Se já teve a oportunidade de emitir ou pagar um recibo de renda, muito provavelmente, já se deparou com o termo “Retenção na Fonte”.
Mas afinal do que se trata esta retenção? Qual a sua finalidade? E quando é obrigatória a sua aplicação?
O que é a Retenção na Fonte das Rendas?
Numa primeira fase, importa identificar as partes envolvidas neste processo: de um dos lados temos os inquilinos (quem usufrui do imóvel e paga o recibo de renda) e do outro os senhorios (parte que cede o imóvel e recebe as rendas). As rendas pagas pelos inquilinos aos senhorios podem estar sujeitas a retenção na fonte de IRS ou IRC. A retenção na fonte nas rendas corresponde, na prática, a uma parte do valor total do recibo de renda que é pago diretamente às finanças que funciona como um pagamento de IRS ou IRC antecipado. Esta parcela é então retida pelas Finanças, sendo depois contabilizada no IRS ou IRC do senhorio.
Quando é obrigatória a Retenção na Fonte nas Rendas?
A obrigatoriedade de efetuar retenção na fonte nas rendas depende unicamente da natureza do inquilino. De uma forma simples, caso o inquilino seja uma entidade (empresa, associação, fundação ou outra entidade coletiva), bem como um trabalhador independente com contabilidade organizada, está obrigado a fazer retenção na fonte no pagamento dos recibos de renda. As situações em que a retenção é obrigatória são:
- Quando o inquilino e senhorio são ambos empresas ou trabalhadores independentes com contabilidade organizada: o inquilino tem que fazer retenção na fonte de IRC.
- Quando o inquilino é empresa ou trabalhador independente com contabilidade organizada mas o senhorio é particular: o inquilino tem de efetuar retenção na fonte de IRS. Já as situações em que não há lugar à retenção são:
- Quando o inquilino e senhorio são ambos particulares: neste caso, o inquilino não tem que fazer retenção na fonte sobre as rendas e todos os meses paga a renda por inteiro ao senhorio.

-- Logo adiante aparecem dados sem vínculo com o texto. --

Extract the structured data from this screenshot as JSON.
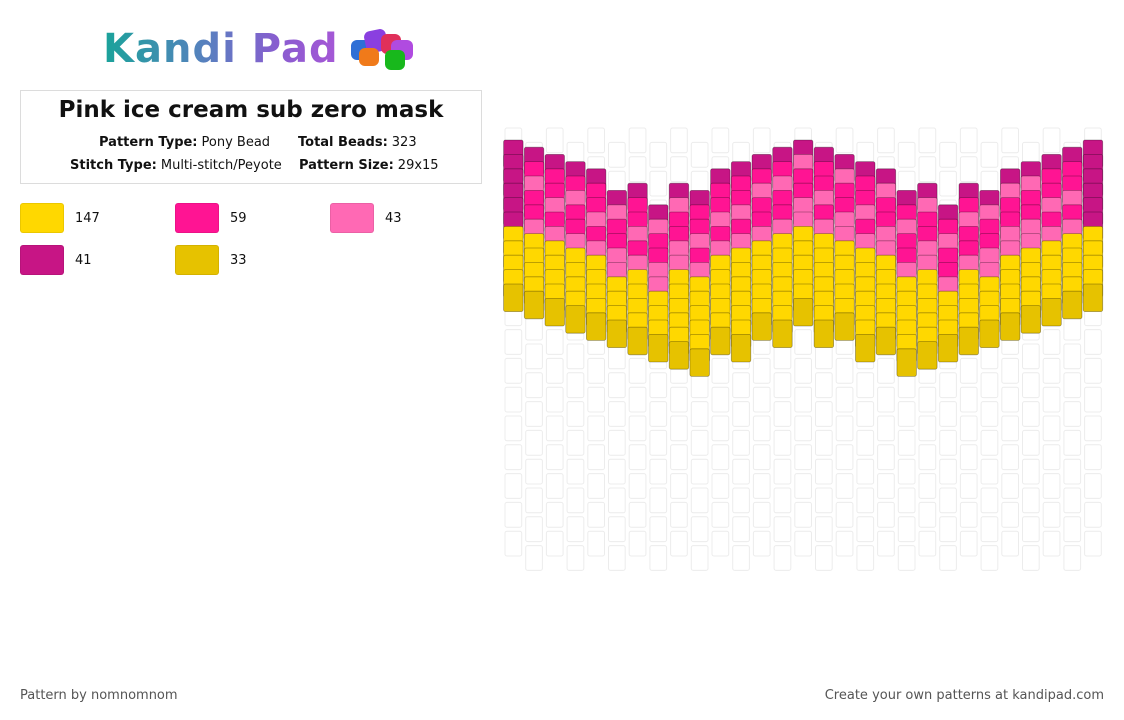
{
  "brand": {
    "name": "Kandi Pad"
  },
  "pattern": {
    "title": "Pink ice cream sub zero mask",
    "type_label": "Pattern Type:",
    "type_value": "Pony Bead",
    "beads_label": "Total Beads:",
    "beads_value": "323",
    "stitch_label": "Stitch Type:",
    "stitch_value": "Multi-stitch/Peyote",
    "size_label": "Pattern Size:",
    "size_value": "29x15"
  },
  "legend": [
    {
      "color": "#FFD800",
      "count": "147"
    },
    {
      "color": "#FF1493",
      "count": "59"
    },
    {
      "color": "#FF69B4",
      "count": "43"
    },
    {
      "color": "#C71585",
      "count": "41"
    },
    {
      "color": "#E6C200",
      "count": "33"
    }
  ],
  "footer": {
    "author": "Pattern by nomnomnom",
    "credit": "Create your own patterns at kandipad.com"
  }
}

- Quando o inquilino é particular e o senhorio é uma empresa ou trabalhador independente com contabilidade organizada: o inquilino não tem que fazer retenção na fonte sobre as rendas e todos os meses paga a renda por inteiro.
A retenção na fonte dos rendimentos provenientes de rendas (categoria F), deve ser efetuada no momento do respetivo pagamento. Contudo, é necessário indicar no recibo de renda se o rendimento está sujeito ou não à retenção na fonte e qual o motivo. Enquanto senhorio, para preencher corretamente este campo, deve fazê-lo no momento da emissão do recibo de renda, no modelo disponível no Portal das Finanças, escolher o campo “Retenção na Fonte” e indicar o motivo. Finalmente, a retenção na fonte incide sobre o valor do rendimento ilíquido.
Em que casos há dispensa de retenção na fonte?
Existe um caso particular, referido anteriormente, que pode dar lugar à dispensa de retenção na fonte. Quando o inquilino é uma entidade ou trabalhador independente com contabilidade organizada e o senhorio é particular, por definição, será obrigado a fazer retenção na fonte. No entanto, se o senhorio não auferir mais do que 12.500 euros por anos provenientes de rendimentos de rendas (categoria F), pode haver lugar a dispensa de retenção na fonte de IRS sobre as rendas. Para poder beneficiar desta dispensa de retenção, o senhorio pode ter um rendimento global anual superior a 12.500 euros, mas não pode ter mais do que esse valor referente a rendimentos prediais (art. 101º - B, al. A do CIRS e 53º do CIVA).
Quais as taxas de retenção na fonte nas rendas?
A taxa de retenção na fonte é de 25% (art. 101º, Nº1, Alínea E do CIRS) para rendimentos provenientes de rendas sujeitas a esta retenção. No entanto há uma excepção: esta taxa é apenas 20% para os Açores conforme a actual redacção do Decreto-Lei Regional nº2 /99/A).